Von Gesine Biermann 28.04.2014, 03:34

Wenn anstelle von Orgeltönen harte Riffs zu hören sind, wenn Gottesdienstbesucher nicht in festlicher, sondern in Lederkluft erscheinen, wenn die Kollekte für eine Rockband drauf geht... dann ist Bikergottesdienst in Estedt - am Sonnabend zum fünften Mal und so gut besucht wie nie zuvor.

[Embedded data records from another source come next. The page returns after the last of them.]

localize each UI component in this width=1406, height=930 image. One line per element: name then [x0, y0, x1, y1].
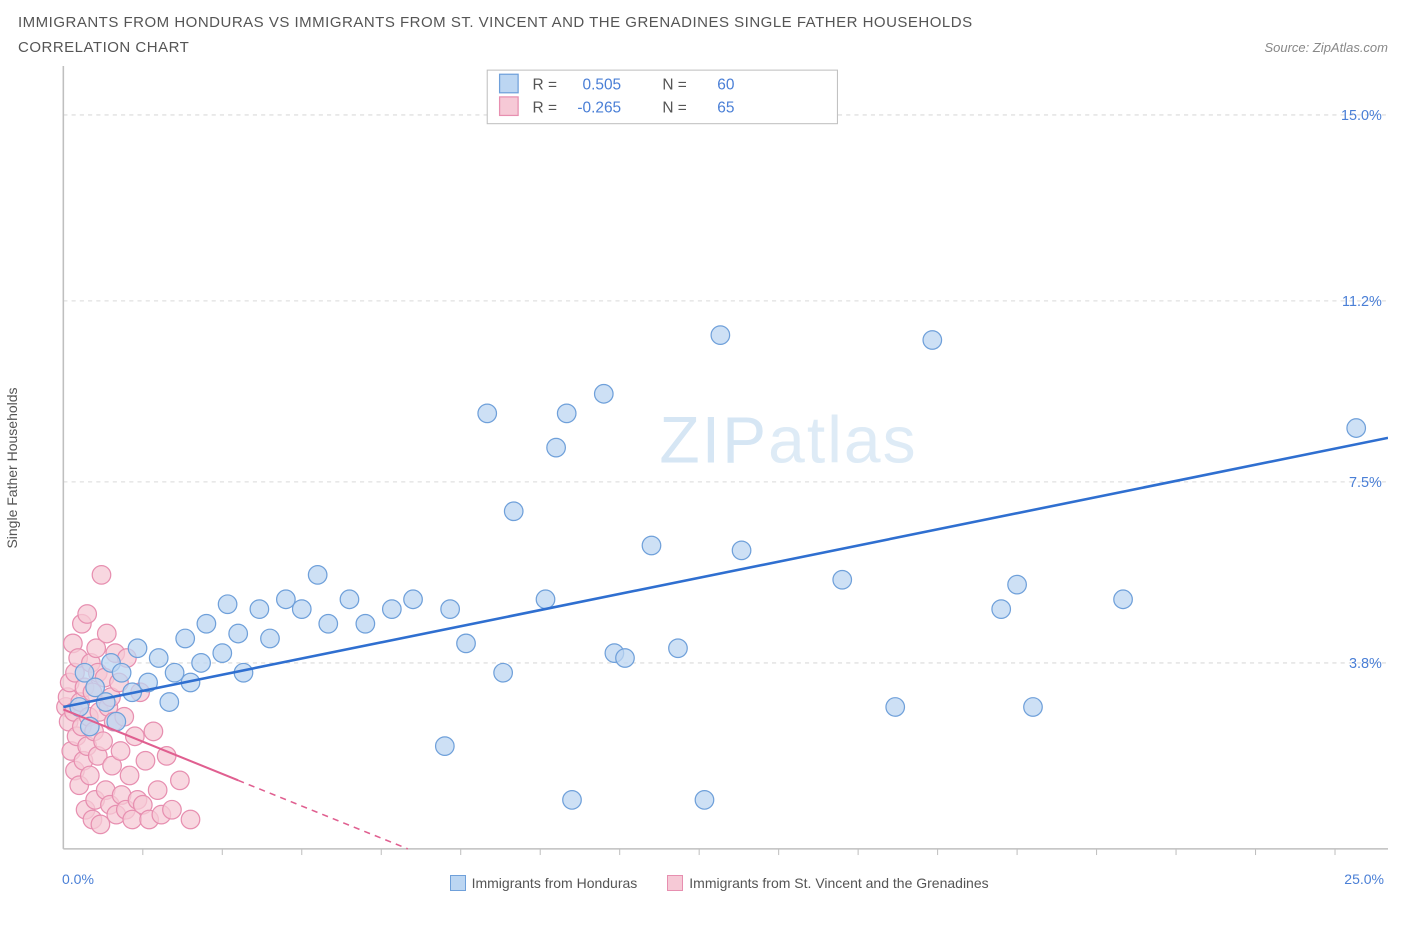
x-axis-min: 0.0% — [62, 871, 94, 891]
page-title-line1: IMMIGRANTS FROM HONDURAS VS IMMIGRANTS F… — [18, 14, 1388, 31]
legend-label-pink: Immigrants from St. Vincent and the Gren… — [689, 875, 988, 891]
x-axis-labels: 0.0% Immigrants from Honduras Immigrants… — [18, 871, 1388, 891]
x-axis-max: 25.0% — [1344, 871, 1384, 891]
source-credit: Source: ZipAtlas.com — [1264, 40, 1388, 55]
legend-item-honduras: Immigrants from Honduras — [450, 875, 638, 891]
y-axis-label: Single Father Households — [4, 387, 20, 548]
bottom-legend: Immigrants from Honduras Immigrants from… — [450, 875, 989, 891]
svg-text:N =: N = — [662, 77, 686, 94]
page-title-line2: CORRELATION CHART — [18, 39, 189, 56]
chart-container: Single Father Households 3.8%7.5%11.2%15… — [18, 66, 1388, 869]
svg-text:3.8%: 3.8% — [1349, 656, 1382, 672]
svg-text:11.2%: 11.2% — [1342, 294, 1382, 310]
legend-label-blue: Immigrants from Honduras — [472, 875, 638, 891]
legend-item-stvincent: Immigrants from St. Vincent and the Gren… — [667, 875, 988, 891]
svg-text:R =: R = — [533, 77, 557, 94]
svg-text:65: 65 — [717, 99, 734, 116]
svg-text:0.505: 0.505 — [582, 77, 621, 94]
subtitle-row: CORRELATION CHART Source: ZipAtlas.com — [18, 39, 1388, 56]
source-name: ZipAtlas.com — [1313, 40, 1388, 55]
svg-text:-0.265: -0.265 — [577, 99, 621, 116]
correlation-scatter-chart: 3.8% 7.5% 11.2% 15.0% ZIPatlas R = 0.505 N = 60 R… — [18, 66, 1388, 869]
svg-text:ZIPatlas: ZIPatlas — [659, 402, 917, 476]
svg-text:15.0%: 15.0% — [1341, 108, 1382, 124]
legend-swatch-pink — [667, 875, 683, 891]
svg-text:7.5%: 7.5% — [1349, 475, 1382, 491]
legend-swatch-blue — [450, 875, 466, 891]
svg-text:N =: N = — [662, 99, 686, 116]
svg-text:60: 60 — [717, 77, 734, 94]
source-prefix: Source: — [1264, 40, 1312, 55]
svg-text:R =: R = — [533, 99, 557, 116]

Estedt l Nein, noch sind es nicht so viele wie alljährlich in Hamburg. Den Mogo (Motorradgottesdienst) in der Hansestadt feierten in diesem Jahr 35000 Biker. Aber die Estedter sind auf einem guten Weg dorthin: Mehr als 70 Maschinen standen am Sonnabend chromblitzend im sonnendurchfluteten Estedter Pfarrgarten, und mehr als 100 Menschen lauschten der Predigt von Lutz Brillinger. Was sich die Motorradfreunde Gardelegen vor fünf Jahren als guten Start in die Saison dachten, findet immer mehr Freunde. Und das liegt ganz sicher an diesem besonderen Feeling, das in Estedt von Anfang an zu spüren war: Dort, unter freiem Himmel, fühlen sich die Lederjackentypen ganz offensichtlich wohl. Nichts engt sie ein. Hier sind sie so frei, wie auf der Straße.

"Motorradtage sind Feiertage für Biker."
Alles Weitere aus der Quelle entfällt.